The Royal Swedish Academy of Sciences, which awards the prize, also praised Prescott's and Kydland's work on how booms and busts can be induced not just by changes in demand but by new technologies or supply shortages. But their 1977 paper on policy consistency probably had more real-world effects.

Perhaps their greatest influence came among central banks such as the Federal Reserve, which try to control the money supply and short-term interest rates to maximize economic performance.

Prescott, of Arizona State University and the Federal Reserve Bank of Minneapolis, and Kydland, of Carnegie Mellon University in Pittsburgh, built on the work of Robert E. Lucas Jr., who won the economics Nobel in 1995.

Lucas changed economic theory with his "rational expectations" thesis, which says -- more common sense -- that people aren't dumb, that they change behavior in response to government policy and that they often produce outcomes opposite to what policy-makers want. (Low interest rates intended to spur growth might cause a stock-market bubble and then a crash, causing not growth but recession.)

Prescott and Kydland took it another step, looking at government decisions over time and how rational consumers and businesses respond.

While they argue for consistency, they also say policies aren't frozen in time and shouldn't be evaluated as such. One example they use is patents -- say, on environmentally friendly cars. If pollution were choking the country, traditional economic analysis might show that national welfare would be improved by patent protection and other incentives to spur development of green autos.

But after the cars were developed the same orthodox analysis might show that an "optimal" economic outcome would be obtained by revoking the patents to ensure the cars are widely and cheaply available.

Of course, any government that tried such a trick would be asking for trouble. Having rational expectations based on past government behavior, and knowing profits would be confiscated in the future, potential patent-holders wouldn't bother developing green cars at all.
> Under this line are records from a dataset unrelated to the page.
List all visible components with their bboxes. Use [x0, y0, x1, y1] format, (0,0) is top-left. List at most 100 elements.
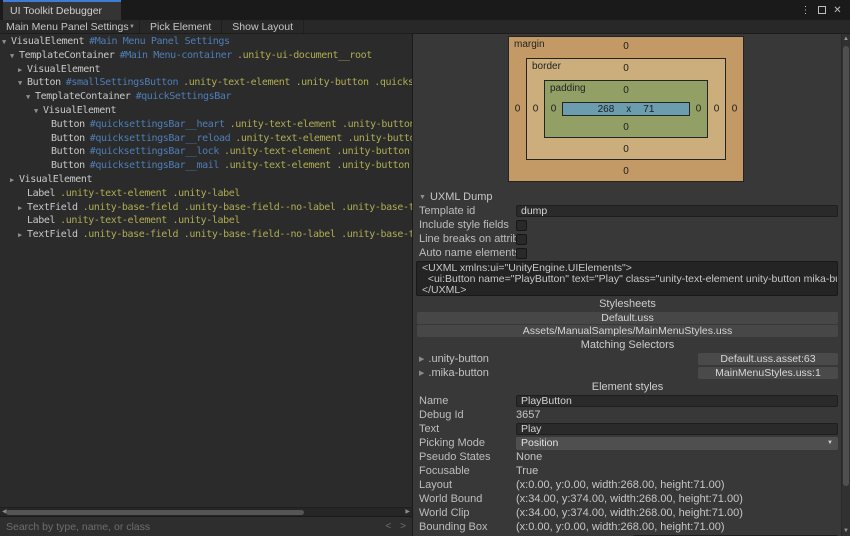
tree-row[interactable]: ▼TemplateContainer#quickSettingsBar: [0, 90, 412, 104]
foldout-closed-icon[interactable]: ▶: [18, 202, 27, 215]
tree-element-classes: .unity-base-field .unity-base-field--no-…: [83, 229, 412, 240]
window-tab[interactable]: UI Toolkit Debugger: [3, 0, 121, 20]
element-style-row: Pseudo StatesNone: [414, 450, 841, 464]
search-next-button[interactable]: >: [400, 521, 406, 532]
tree-row[interactable]: Label .unity-text-element .unity-label: [0, 214, 412, 228]
stylesheet-button[interactable]: Assets/ManualSamples/MainMenuStyles.uss: [417, 325, 838, 337]
tree-element-type: VisualElement: [19, 174, 92, 185]
element-style-row: NamePlayButton: [414, 394, 841, 408]
style-text-field[interactable]: PlayButton: [516, 395, 838, 407]
close-icon[interactable]: ✕: [832, 4, 843, 16]
panel-picker-label: Main Menu Panel Settings: [6, 21, 129, 33]
margin-bottom-value: 0: [509, 166, 743, 177]
search-input[interactable]: [6, 521, 376, 533]
style-dropdown[interactable]: Position▼: [516, 437, 838, 450]
titlebar: UI Toolkit Debugger ⋮ ✕: [0, 0, 850, 20]
style-row-label: Focusable: [414, 465, 516, 477]
tree-element-classes: .unity-text-element .unity-button .quick…: [183, 77, 412, 88]
tree-element-type: Label: [27, 188, 55, 199]
element-style-row: Layout(x:0.00, y:0.00, width:268.00, hei…: [414, 478, 841, 492]
tree-row[interactable]: Button#quicksettingsBar__reload.unity-te…: [0, 132, 412, 146]
style-row-value: (x:0.00, y:0.00, width:268.00, height:71…: [516, 479, 725, 491]
stylesheet-button[interactable]: Default.uss: [417, 312, 838, 324]
horizontal-scrollbar-thumb[interactable]: [6, 510, 304, 515]
foldout-open-icon[interactable]: ▼: [18, 77, 27, 90]
foldout-closed-icon[interactable]: ▶: [18, 64, 27, 77]
tree-row[interactable]: Button#quicksettingsBar__lock.unity-text…: [0, 145, 412, 159]
tree-row[interactable]: ▶VisualElement: [0, 173, 412, 187]
style-text-field[interactable]: Play: [516, 423, 838, 435]
uxml-dump-foldout[interactable]: ▼ UXML Dump: [414, 190, 841, 204]
style-row-value: (x:0.00, y:0.00, width:268.00, height:71…: [516, 521, 725, 533]
tree-element-type: VisualElement: [43, 105, 116, 116]
style-row-label: World Clip: [414, 507, 516, 519]
checkbox[interactable]: [516, 248, 527, 259]
box-model-content: 268 x 71: [562, 102, 690, 116]
foldout-open-icon[interactable]: ▼: [10, 50, 19, 63]
foldout-open-icon[interactable]: ▼: [414, 194, 426, 201]
element-style-row: TextPlay: [414, 422, 841, 436]
tree-element-type: TextField: [27, 229, 78, 240]
kebab-menu-icon[interactable]: ⋮: [800, 4, 811, 16]
panel-picker-dropdown[interactable]: Main Menu Panel Settings ▼: [0, 20, 140, 33]
tree-row[interactable]: ▼VisualElement#Main Menu Panel Settings: [0, 35, 412, 49]
tree-element-type: Label: [27, 215, 55, 226]
uxml-dump-textarea[interactable]: <UXML xmlns:ui="UnityEngine.UIElements">…: [416, 261, 838, 296]
foldout-open-icon[interactable]: ▼: [34, 105, 43, 118]
stylesheets-header: Stylesheets: [414, 297, 841, 311]
tree-row[interactable]: ▶TextField .unity-base-field .unity-base-…: [0, 228, 412, 242]
tree-element-classes: .unity-base-field .unity-base-field--no-…: [83, 202, 412, 213]
tree-element-type: Button: [51, 146, 85, 157]
tree-row[interactable]: ▼Button#smallSettingsButton.unity-text-e…: [0, 76, 412, 90]
tree-row[interactable]: ▼TemplateContainer#Main Menu-container.u…: [0, 49, 412, 63]
show-layout-button[interactable]: Show Layout: [222, 20, 304, 33]
margin-right-value: 0: [726, 104, 743, 115]
vertical-scrollbar[interactable]: ▲ ▼: [841, 34, 850, 536]
template-id-field[interactable]: dump: [516, 205, 838, 217]
foldout-open-icon[interactable]: ▼: [2, 36, 11, 49]
horizontal-scrollbar[interactable]: ◀ ▶: [0, 507, 412, 516]
style-row-value: (x:34.00, y:374.00, width:268.00, height…: [516, 493, 743, 505]
tree-element-type: Button: [51, 133, 85, 144]
foldout-closed-icon[interactable]: ▶: [414, 369, 424, 377]
uxml-dump-line: <ui:Button name="PlayButton" text="Play"…: [422, 274, 832, 285]
search-prev-button[interactable]: <: [385, 521, 391, 532]
border-bottom-value: 0: [527, 144, 725, 155]
margin-left-value: 0: [509, 104, 526, 115]
scroll-up-icon[interactable]: ▲: [842, 36, 850, 42]
scroll-right-icon[interactable]: ▶: [405, 508, 410, 517]
tree-row[interactable]: Button#quicksettingsBar__heart.unity-tex…: [0, 118, 412, 132]
tree-element-type: VisualElement: [11, 36, 84, 47]
foldout-closed-icon[interactable]: ▶: [10, 174, 19, 187]
margin-top-value: 0: [509, 41, 743, 52]
padding-right-value: 0: [690, 104, 707, 115]
tree-row[interactable]: Label.unity-text-element .unity-label: [0, 187, 412, 201]
selector-source-button[interactable]: MainMenuStyles.uss:1: [698, 367, 838, 379]
tree-element-classes: .unity-ui-document__root: [237, 50, 372, 61]
tree-element-classes: .unity-text-element .unity-label: [60, 215, 240, 226]
scroll-down-icon[interactable]: ▼: [842, 528, 850, 534]
foldout-open-icon[interactable]: ▼: [26, 91, 35, 104]
uxml-option-row: Auto name elements: [414, 246, 841, 260]
selector-source-button[interactable]: Default.uss.asset:63: [698, 353, 838, 365]
foldout-closed-icon[interactable]: ▶: [18, 229, 27, 242]
checkbox[interactable]: [516, 220, 527, 231]
tree-row[interactable]: Button#quicksettingsBar__mail.unity-text…: [0, 159, 412, 173]
style-row-label: Picking Mode: [414, 437, 516, 449]
pick-element-button[interactable]: Pick Element: [140, 20, 222, 33]
element-style-row: World Bound(x:34.00, y:374.00, width:268…: [414, 492, 841, 506]
tree-row[interactable]: ▶TextField.unity-base-field .unity-base-…: [0, 201, 412, 215]
checkbox[interactable]: [516, 234, 527, 245]
tree-row[interactable]: ▶VisualElement: [0, 63, 412, 77]
maximize-icon[interactable]: [816, 4, 827, 16]
style-row-value: 3657: [516, 409, 540, 421]
matching-selectors-header: Matching Selectors: [414, 338, 841, 352]
checkbox-label: Include style fields: [414, 219, 516, 231]
foldout-closed-icon[interactable]: ▶: [414, 355, 424, 363]
tree-element-name: #quicksettingsBar__heart: [90, 119, 225, 130]
style-row-label: Text: [414, 423, 516, 435]
vertical-scrollbar-thumb[interactable]: [843, 46, 849, 486]
tree-element-name: #quicksettingsBar__lock: [90, 146, 219, 157]
style-row-value: (x:34.00, y:374.00, width:268.00, height…: [516, 507, 743, 519]
tree-row[interactable]: ▼VisualElement: [0, 104, 412, 118]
Where's the economic optimization in that?

Prescott and Kydland also argued for consistent, rule-based regulation that gives government "credibility" and restricts its ability to alter policy.

Influenced by their work, several nations have built barriers between legislators and central banks in an effort to distance monetary policy from political whim. Their ideas live on in proposals by, among others, Fed Governor Ben Bernanke, to remove discretion from the Federal Reserve by tying it to an explicit "inflation target."

If there is a danger in Prescott/Kydland's work, it's that some will use it to justify any existing policy -- no matter how bad. But that's not what they're saying.

Their points are simply that policy-makers must balance negative effects now with good later, or vice versa, and that good policies can be useless without government commitment. You knew that. But Congress didn't.